Crystal Bioscience Inc. (Crystal) and Boehringer Ingelheim announced today that they have entered into an agreement to collaborate on the discovery and development of therapeutic antibodies. Crystal Bioscience will apply its proprietary gel encapsulated microenvironment (GEM) and chicken immunization platforms to discover antibodies to multiple targets selected by Boehringer Ingelheim, with the goal of discovering different development candidates that may result in new or better therapies. Boehringer Ingelheim will have the option to conduct the further development and commercialization of the antibodies. Under the terms of the agreement, Crystal will receive an upfront technology access fee and research funding for each program, and may receive technical success fees, option exercise fees, and other downstream payments.
“We appreciate the confidence that Boehringer Ingelheim has placed in our team and technology following on the success of our prior work together. We are very pleased to have a partner with the depth and breadth of experience of Boehringer Ingelheim in the development of therapeutic products” said Robert J. Etches, President and CEO of Crystal Bioscience.

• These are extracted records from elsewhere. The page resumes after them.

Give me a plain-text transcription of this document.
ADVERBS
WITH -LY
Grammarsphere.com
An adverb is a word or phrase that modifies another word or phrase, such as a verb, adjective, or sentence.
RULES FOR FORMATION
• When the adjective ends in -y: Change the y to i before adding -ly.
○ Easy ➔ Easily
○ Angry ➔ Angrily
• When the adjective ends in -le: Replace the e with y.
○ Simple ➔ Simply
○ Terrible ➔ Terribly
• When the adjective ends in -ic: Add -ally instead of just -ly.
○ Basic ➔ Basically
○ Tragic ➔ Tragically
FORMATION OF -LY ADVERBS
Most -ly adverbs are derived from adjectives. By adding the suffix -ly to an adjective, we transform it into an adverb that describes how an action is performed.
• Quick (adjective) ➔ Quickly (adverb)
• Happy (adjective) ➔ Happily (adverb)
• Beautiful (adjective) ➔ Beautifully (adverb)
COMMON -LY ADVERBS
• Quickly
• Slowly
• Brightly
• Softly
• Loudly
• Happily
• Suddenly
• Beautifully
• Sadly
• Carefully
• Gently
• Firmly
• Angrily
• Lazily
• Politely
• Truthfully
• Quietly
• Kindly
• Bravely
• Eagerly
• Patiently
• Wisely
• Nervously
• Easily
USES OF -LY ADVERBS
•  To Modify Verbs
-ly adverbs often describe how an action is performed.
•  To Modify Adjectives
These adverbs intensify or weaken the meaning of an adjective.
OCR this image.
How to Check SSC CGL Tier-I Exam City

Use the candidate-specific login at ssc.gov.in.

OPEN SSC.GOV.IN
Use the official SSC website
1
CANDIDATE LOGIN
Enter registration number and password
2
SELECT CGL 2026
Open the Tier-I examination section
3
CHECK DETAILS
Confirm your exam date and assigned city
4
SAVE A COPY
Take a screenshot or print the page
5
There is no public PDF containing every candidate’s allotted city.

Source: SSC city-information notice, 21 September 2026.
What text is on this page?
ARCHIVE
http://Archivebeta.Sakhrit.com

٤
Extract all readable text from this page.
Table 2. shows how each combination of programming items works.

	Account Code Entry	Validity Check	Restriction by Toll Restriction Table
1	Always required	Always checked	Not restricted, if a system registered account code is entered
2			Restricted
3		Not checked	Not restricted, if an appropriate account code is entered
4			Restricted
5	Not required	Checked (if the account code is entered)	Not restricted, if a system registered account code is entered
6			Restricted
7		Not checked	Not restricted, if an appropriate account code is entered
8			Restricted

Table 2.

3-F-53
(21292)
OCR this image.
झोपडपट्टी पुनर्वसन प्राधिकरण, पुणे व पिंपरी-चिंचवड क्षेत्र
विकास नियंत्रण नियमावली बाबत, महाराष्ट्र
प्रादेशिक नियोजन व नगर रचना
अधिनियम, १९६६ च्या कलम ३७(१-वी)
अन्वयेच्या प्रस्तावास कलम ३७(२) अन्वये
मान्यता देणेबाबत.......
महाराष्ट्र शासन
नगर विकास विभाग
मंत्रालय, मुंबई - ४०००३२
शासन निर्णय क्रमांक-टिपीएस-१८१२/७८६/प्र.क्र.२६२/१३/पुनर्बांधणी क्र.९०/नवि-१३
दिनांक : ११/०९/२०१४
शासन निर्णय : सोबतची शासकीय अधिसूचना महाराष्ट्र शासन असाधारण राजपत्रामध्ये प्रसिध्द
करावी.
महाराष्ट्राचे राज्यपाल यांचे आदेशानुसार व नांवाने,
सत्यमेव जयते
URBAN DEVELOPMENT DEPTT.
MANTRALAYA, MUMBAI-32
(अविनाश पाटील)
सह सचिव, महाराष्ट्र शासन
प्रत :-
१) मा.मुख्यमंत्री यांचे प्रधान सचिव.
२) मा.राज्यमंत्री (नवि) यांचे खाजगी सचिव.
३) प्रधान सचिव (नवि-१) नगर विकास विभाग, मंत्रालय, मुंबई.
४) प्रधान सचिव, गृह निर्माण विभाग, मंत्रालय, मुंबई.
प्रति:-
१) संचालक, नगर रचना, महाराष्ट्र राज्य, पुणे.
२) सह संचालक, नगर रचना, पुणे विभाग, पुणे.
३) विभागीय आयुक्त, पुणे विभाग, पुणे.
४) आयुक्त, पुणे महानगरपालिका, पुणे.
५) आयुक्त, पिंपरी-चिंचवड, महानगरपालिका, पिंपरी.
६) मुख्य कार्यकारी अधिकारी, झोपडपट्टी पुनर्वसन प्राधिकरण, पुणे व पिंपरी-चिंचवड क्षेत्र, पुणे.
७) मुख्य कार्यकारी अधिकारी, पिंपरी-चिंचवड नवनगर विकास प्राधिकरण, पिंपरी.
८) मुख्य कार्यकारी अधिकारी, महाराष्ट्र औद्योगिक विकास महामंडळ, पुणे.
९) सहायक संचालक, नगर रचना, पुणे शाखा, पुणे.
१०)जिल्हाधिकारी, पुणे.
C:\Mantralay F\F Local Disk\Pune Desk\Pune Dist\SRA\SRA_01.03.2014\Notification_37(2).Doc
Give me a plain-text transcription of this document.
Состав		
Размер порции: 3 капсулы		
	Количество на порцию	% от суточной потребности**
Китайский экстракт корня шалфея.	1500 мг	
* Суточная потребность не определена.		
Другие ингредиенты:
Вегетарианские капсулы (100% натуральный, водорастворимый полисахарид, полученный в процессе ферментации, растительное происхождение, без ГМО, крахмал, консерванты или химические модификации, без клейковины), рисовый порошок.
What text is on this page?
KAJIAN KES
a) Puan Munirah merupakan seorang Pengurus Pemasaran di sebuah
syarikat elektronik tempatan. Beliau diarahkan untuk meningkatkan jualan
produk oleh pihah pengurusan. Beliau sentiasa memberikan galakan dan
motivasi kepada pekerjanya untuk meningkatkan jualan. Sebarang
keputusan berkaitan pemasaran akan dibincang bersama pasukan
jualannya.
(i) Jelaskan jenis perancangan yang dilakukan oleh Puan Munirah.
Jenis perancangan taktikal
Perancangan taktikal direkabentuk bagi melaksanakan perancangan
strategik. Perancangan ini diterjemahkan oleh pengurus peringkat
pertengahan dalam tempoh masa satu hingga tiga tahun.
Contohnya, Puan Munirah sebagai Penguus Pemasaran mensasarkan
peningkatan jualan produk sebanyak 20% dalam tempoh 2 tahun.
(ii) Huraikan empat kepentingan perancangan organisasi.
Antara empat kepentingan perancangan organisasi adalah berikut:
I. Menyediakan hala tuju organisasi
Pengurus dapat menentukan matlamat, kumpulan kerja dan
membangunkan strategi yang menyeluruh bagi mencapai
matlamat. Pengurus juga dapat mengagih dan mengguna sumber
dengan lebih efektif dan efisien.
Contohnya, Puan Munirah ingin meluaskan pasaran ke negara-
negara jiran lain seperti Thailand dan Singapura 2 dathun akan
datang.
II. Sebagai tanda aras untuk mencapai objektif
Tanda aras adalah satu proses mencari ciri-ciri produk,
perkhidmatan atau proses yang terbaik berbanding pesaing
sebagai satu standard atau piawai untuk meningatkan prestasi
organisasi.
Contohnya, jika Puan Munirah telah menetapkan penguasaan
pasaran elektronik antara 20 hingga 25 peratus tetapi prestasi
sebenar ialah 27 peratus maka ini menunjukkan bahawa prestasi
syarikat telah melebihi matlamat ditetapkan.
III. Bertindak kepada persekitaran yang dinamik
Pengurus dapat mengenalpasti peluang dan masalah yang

“Crystal is an innovative addition to our biotherapeutics efforts. Crystal can deliver monoclonal antibodies generated in chicken, which offer access to new target space. We are pleased to extend our relationship with this proven partner and technology” said Jeffrey Hanke, SVP Research and Global Head Biotherapeutics at Boehringer Ingelheim.
About Crystal Bioscience Inc.
Crystal Bioscience is a privately held company that was founded in 2008 to develop a world-class therapeutic antibody discovery engine using chickens. Its platform is “powered by evolution,” exploiting the large phylogenetic distance between mammals and birds to generate a diverse array of antibodies to human targets that have proven intractable in mammalian and other discovery platforms. Crystal’s patented platform provides the unique ability to isolate monoclonal antibodies from immunized chickens, and can screen simultaneously for specificity and biological activity. It has led to the discovery of bioactive monoclonals directed against difficult targets, including GPCRs and ion channels. Chicken antibodies often recognize both human and mouse orthologs, which can simplify early stages of drug development where mouse disease models are used. The depth of screening provided by the GEM assay in combination with the breadth of the antibody repertoire in immunized birds provides access to an unparalleled source of affinity matured antibodies with therapeutic potential.